For far too long, the legislative process was nearly nonexistent in the Democrat-run Senate. Democrats were more focused on saving their own jobs than enacting policies that would help create good-paying jobs for hard-working Americans. The Senate floor transformed into a campaign hall, and basic legislative functions often took a back seat to political show votes that were intended to create fodder for 30-second campaign ads rather than solve key problems facing people across the country. Last year, the American people opted for a new direction, and seven months into the new Republican majority, I am happy to report that we have made significant progress.
It is halftime in the first session of this Congress, and Republicans and Democrats in the Senate have put some important points on the board on behalf of the American people. Most importantly, we have returned the Senate to what our Founders intended it to be: a place for open and honest debate, where committees are able to work and senators on both sides of the aisle are able to participate. With a divided government, I believe that the legislative outcome is better when members of both parties are part of the process.
Since reopening the Senate, we have passed more than 80 bills to help improve our economy, reform our government, protect some of the most vulnerable among us, and strengthen our national security. We passed a joint balanced budget resolution, the first since 2001, and did not raise a single dime in taxes during the process. We also passed legislation to approve the Keystone XL pipeline, strengthen our efforts to eradicate human trafficking in this country, provide a check on the Obama administration’s flawed Iran nuclear agreement, and long-overdue trade legislation to help expand access to American-made goods overseas. Additionally, we passed the first long-term bill to strengthen Medicare in over a decade – ensuring South Dakota seniors have access to the physicians they prefer – and an education reform bill that transfers power from Washington bureaucrats back to parents, teachers, and local school boards.

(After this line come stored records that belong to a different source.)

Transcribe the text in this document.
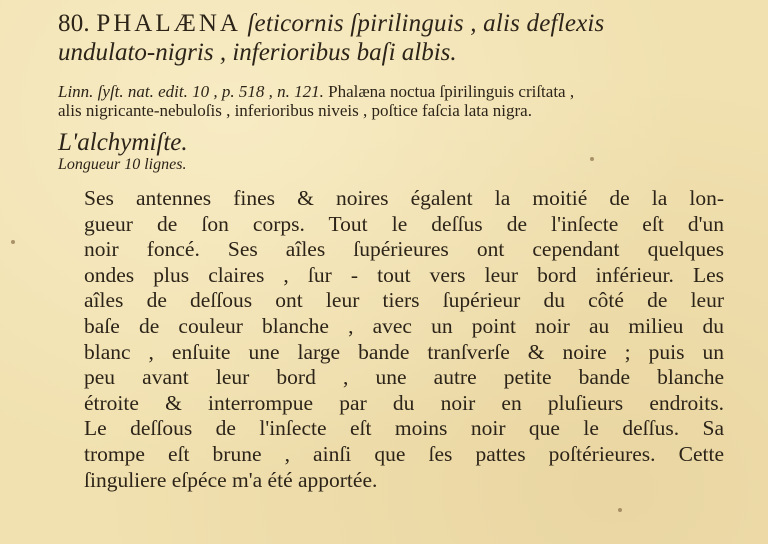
80. PHALÆNA ſeticornis ſpirilinguis , alis deflexis
undulato-nigris , inferioribus baſi albis.
Linn. ſyſt. nat. edit. 10 , p. 518 , n. 121. Phalæna noctua ſpirilinguis criſtata ,
alis nigricante-nebuloſis , inferioribus niveis , poſtice faſcia lata nigra.
L'alchymiſte.
Longueur 10 lignes.
Ses antennes fines & noires égalent la moitié de la lon-
gueur de ſon corps. Tout le deſſus de l'inſecte eſt d'un
noir foncé. Ses aîles ſupérieures ont cependant quelques
ondes plus claires , ſur - tout vers leur bord inférieur. Les
aîles de deſſous ont leur tiers ſupérieur du côté de leur
baſe de couleur blanche , avec un point noir au milieu du
blanc , enſuite une large bande tranſverſe & noire ; puis un
peu avant leur bord , une autre petite bande blanche
étroite & interrompue par du noir en pluſieurs endroits.
Le deſſous de l'inſecte eſt moins noir que le deſſus. Sa
trompe eſt brune , ainſi que ſes pattes poſtérieures. Cette
ſinguliere eſpéce m'a été apportée.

More than 200 bills have been reported out of our various committees, including 36 that were reported out of the Senate Committee on Commerce, Science, and Transportation, which I chair. In particular, the Commerce Committee and full Senate passed my bipartisan legislation to reform the Surface Transportation Board and help ensure the rail backlog, which hurt South Dakota’s economy in 2013 and 2014, does not happen again. Also, just a few weeks ago, the Senate passed a long-term highway bill that is critical to South Dakota’s economy. This legislation not only passed with 65 votes, but includes a host of legislative priorities that I worked to include, such as provisions that will strengthen rail and highway safety, while cutting regulatory red tape for agriculture producers who rely on a national transportation system to get their goods to market.
On Saturday, I delivered the weekly Republican address to the nation and shared this important progress with all Americans. While we have accomplished a lot so far, there is much more work to be done during the second half of this session of Congress, and I will continue to fight for South Dakota’s priorities and the priorities of the American people.